Ca2+-induced uncoupling of Aplysia bag cell neurons

• Published in: Journal of neurophysiology Vol. 113; no. 3; pp. 808 - 821
• Main Authors: Dargaei, Zahra, Standage, Dominic, Groten, Christopher J, Blohm, Gunnar, Magoski, Neil S
• Format: Journal Article
• Language: English
• Published: United States 01.02.2015
• Subjects: Action Potentials; Animals; Aplysia; Calcium - metabolism; Calcium Signaling; Calcium-Calmodulin-Dependent Protein Kinase Type 2 - antagonists & inhibitors; Electrical Synapses - metabolism; Electrical Synapses - physiology; Endoplasmic Reticulum - metabolism; Mitochondria - metabolism; Models, Neurological; Neurons - drug effects; Neurons - metabolism; Neurons - physiology; Protein Kinase C - antagonists & inhibitors; Synaptic Transmission; electrical coupling; calcium; neuroendocrine cell; junctional current; protein kinase C
• ISSN: 1522-1598
• DOI: 10.1152/jn.00603.2014

Electrical transmission is a dynamically regulated form of communication and key to synchronizing neuronal activity.
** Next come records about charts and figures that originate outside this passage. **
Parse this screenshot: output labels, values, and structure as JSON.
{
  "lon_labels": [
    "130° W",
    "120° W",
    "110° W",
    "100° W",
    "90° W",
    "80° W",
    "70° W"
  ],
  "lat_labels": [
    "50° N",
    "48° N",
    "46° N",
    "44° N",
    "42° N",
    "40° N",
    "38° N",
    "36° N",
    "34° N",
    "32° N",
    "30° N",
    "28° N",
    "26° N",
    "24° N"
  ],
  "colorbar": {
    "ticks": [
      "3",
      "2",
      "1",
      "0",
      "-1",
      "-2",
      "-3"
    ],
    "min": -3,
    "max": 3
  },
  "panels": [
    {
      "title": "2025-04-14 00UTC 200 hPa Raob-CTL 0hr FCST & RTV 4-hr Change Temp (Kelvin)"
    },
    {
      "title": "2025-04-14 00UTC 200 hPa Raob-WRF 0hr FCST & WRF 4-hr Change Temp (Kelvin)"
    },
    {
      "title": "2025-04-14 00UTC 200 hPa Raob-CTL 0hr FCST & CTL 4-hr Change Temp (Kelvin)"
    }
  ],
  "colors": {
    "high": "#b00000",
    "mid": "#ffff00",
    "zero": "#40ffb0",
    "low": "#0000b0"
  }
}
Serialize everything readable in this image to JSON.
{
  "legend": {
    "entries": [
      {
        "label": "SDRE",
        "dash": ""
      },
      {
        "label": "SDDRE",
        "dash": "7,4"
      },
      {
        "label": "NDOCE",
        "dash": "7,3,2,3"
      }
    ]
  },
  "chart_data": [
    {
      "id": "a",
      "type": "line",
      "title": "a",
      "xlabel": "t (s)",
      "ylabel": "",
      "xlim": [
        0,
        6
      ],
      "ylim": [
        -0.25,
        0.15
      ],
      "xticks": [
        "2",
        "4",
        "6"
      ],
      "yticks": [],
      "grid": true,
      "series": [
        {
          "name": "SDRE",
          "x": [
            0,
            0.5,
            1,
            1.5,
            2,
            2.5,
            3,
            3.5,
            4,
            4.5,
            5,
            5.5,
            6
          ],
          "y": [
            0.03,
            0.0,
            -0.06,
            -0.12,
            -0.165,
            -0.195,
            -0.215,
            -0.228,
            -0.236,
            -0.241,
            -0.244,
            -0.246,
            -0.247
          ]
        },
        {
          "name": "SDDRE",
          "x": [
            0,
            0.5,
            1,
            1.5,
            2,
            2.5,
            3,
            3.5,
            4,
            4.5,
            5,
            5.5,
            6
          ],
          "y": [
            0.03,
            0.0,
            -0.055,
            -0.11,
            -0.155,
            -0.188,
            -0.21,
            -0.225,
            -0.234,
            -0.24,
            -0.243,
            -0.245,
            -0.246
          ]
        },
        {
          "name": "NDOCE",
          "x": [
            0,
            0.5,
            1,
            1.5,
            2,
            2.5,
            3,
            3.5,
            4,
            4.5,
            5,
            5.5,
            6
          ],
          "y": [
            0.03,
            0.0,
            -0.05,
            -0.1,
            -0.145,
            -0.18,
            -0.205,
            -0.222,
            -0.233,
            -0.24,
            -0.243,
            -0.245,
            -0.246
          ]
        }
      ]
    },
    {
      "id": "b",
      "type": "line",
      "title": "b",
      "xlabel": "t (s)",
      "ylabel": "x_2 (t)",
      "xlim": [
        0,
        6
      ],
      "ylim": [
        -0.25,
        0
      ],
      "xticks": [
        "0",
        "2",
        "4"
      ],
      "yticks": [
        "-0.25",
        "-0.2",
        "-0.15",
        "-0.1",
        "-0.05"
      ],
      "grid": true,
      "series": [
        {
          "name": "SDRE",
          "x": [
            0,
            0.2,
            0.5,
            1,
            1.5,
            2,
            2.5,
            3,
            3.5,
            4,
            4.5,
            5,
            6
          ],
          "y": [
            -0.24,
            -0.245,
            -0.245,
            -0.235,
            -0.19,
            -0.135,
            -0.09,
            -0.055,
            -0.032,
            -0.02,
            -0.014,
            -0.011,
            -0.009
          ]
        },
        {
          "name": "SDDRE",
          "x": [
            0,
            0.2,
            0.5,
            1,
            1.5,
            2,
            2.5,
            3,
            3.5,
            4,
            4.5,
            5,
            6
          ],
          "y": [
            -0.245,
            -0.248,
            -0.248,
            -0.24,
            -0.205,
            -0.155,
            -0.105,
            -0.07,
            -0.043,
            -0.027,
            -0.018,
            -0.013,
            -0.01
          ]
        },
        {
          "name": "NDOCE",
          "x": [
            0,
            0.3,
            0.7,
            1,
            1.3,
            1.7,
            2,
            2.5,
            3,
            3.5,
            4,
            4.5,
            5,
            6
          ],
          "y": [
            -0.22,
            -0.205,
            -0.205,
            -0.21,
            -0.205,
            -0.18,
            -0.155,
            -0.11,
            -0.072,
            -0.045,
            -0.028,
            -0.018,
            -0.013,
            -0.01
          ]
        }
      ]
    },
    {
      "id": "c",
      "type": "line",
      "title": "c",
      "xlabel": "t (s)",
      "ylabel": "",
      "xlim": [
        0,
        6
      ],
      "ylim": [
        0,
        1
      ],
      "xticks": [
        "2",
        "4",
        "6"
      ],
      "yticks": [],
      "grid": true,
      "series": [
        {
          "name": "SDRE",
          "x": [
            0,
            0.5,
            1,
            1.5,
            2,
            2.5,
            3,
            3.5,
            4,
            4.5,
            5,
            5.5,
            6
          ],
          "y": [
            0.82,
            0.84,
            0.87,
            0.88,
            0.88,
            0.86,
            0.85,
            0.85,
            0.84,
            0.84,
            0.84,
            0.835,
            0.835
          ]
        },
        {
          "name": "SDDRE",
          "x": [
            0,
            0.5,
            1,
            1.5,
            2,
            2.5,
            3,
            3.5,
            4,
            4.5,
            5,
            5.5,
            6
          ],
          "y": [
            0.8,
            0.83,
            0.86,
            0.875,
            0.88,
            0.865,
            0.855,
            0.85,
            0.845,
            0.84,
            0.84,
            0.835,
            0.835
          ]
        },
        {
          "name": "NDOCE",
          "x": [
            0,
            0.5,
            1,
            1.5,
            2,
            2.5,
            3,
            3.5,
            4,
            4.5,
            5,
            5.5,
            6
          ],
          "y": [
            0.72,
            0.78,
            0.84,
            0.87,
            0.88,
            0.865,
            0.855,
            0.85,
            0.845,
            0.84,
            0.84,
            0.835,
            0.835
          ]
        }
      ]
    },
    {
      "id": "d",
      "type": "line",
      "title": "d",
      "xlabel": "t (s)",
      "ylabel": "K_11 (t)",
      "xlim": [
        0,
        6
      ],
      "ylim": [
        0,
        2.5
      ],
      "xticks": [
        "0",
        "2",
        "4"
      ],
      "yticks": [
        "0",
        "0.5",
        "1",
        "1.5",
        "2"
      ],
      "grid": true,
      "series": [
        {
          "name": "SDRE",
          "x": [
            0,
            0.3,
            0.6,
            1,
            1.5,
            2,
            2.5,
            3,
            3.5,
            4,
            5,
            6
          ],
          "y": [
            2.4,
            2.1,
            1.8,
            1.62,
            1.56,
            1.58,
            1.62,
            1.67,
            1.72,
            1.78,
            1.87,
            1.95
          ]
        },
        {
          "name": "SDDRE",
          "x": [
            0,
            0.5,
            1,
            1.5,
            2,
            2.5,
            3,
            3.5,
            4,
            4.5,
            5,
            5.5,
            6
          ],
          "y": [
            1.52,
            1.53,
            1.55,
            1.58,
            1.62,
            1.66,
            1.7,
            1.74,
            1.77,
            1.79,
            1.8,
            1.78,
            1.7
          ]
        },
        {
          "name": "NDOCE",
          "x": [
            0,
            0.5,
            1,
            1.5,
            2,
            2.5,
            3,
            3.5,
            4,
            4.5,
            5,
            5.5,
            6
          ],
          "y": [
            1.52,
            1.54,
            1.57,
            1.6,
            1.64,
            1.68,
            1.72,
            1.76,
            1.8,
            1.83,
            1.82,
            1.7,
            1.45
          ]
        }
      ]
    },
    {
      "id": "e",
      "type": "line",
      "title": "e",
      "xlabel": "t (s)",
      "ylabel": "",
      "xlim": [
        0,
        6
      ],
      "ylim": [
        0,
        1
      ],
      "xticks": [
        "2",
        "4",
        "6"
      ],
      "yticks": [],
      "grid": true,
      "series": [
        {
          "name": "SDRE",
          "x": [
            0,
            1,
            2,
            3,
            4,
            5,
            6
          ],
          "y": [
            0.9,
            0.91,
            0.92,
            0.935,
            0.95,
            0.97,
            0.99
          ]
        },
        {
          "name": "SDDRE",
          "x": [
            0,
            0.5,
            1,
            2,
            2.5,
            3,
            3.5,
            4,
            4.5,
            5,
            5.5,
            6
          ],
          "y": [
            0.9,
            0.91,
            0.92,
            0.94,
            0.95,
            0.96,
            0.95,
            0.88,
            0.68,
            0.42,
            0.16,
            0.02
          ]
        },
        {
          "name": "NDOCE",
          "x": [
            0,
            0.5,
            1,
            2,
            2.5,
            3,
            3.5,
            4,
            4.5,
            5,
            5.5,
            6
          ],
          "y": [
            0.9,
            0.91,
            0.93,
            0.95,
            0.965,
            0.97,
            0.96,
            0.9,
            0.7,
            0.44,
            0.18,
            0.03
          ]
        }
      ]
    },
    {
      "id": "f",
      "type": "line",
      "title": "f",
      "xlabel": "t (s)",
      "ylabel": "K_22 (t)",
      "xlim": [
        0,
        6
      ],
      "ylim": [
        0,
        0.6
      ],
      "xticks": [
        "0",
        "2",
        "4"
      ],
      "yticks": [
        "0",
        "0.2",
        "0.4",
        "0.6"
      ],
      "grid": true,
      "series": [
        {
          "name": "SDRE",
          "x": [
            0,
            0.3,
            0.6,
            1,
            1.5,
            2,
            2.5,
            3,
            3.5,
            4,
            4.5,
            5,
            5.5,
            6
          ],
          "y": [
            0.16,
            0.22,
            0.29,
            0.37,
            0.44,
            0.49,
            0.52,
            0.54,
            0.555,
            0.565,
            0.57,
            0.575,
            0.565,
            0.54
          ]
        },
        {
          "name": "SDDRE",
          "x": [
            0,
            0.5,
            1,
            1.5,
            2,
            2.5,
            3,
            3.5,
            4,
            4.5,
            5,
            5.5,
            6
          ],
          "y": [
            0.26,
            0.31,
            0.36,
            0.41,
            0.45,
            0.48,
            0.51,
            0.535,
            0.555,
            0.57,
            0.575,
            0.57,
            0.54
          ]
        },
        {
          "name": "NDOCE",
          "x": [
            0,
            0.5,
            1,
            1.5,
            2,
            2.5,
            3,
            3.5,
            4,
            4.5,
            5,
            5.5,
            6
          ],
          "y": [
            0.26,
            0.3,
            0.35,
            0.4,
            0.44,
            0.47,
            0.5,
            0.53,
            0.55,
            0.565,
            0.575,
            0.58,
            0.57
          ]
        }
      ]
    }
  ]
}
The bag cell neurons of Aplysia are a group of electrically coupled neuroendocrine cells that initiate ovulation by secreting egg-laying hormone during a prolonged period of synchronous firing called the afterdischarge. Accompanying the afterdischarge is an increase in intracellular Ca2+ and the activation of protein kinase C (PKC). We used whole cell recording from paired cultured bag cell neurons to demonstrate that electrical coupling is regulated by both Ca2+ and PKC. Elevating Ca2+ with a train of voltage steps, mimicking the onset of the afterdischarge, decreased junctional current for up to 30 min. Inhibition was most effective when Ca2+ entry occurred in both neurons. Depletion of Ca2+ from the mitochondria, but not the endoplasmic reticulum, also attenuated the electrical synapse. Buffering Ca2+ with high intracellular EGTA or inhibiting calmodulin kinase prevented uncoupling. Furthermore, activating PKC produced a small but clear decrease in junctional current, while triggering both Ca2+ influx and PKC inhibited the electrical synapse to a greater extent than Ca2+ alone. Finally, the amplitude and time course of the postsynaptic electrotonic response were attenuated after Ca2+ influx. A mathematical model of electrically connected neurons showed that excessive coupling reduced recruitment of the cells to fire, whereas less coupling led to spiking of essentially all neurons. Thus a decrease in electrical synapses could promote the afterdischarge by ensuring prompt recovery of electrotonic potentials or making the neurons more responsive to current spreading through the network.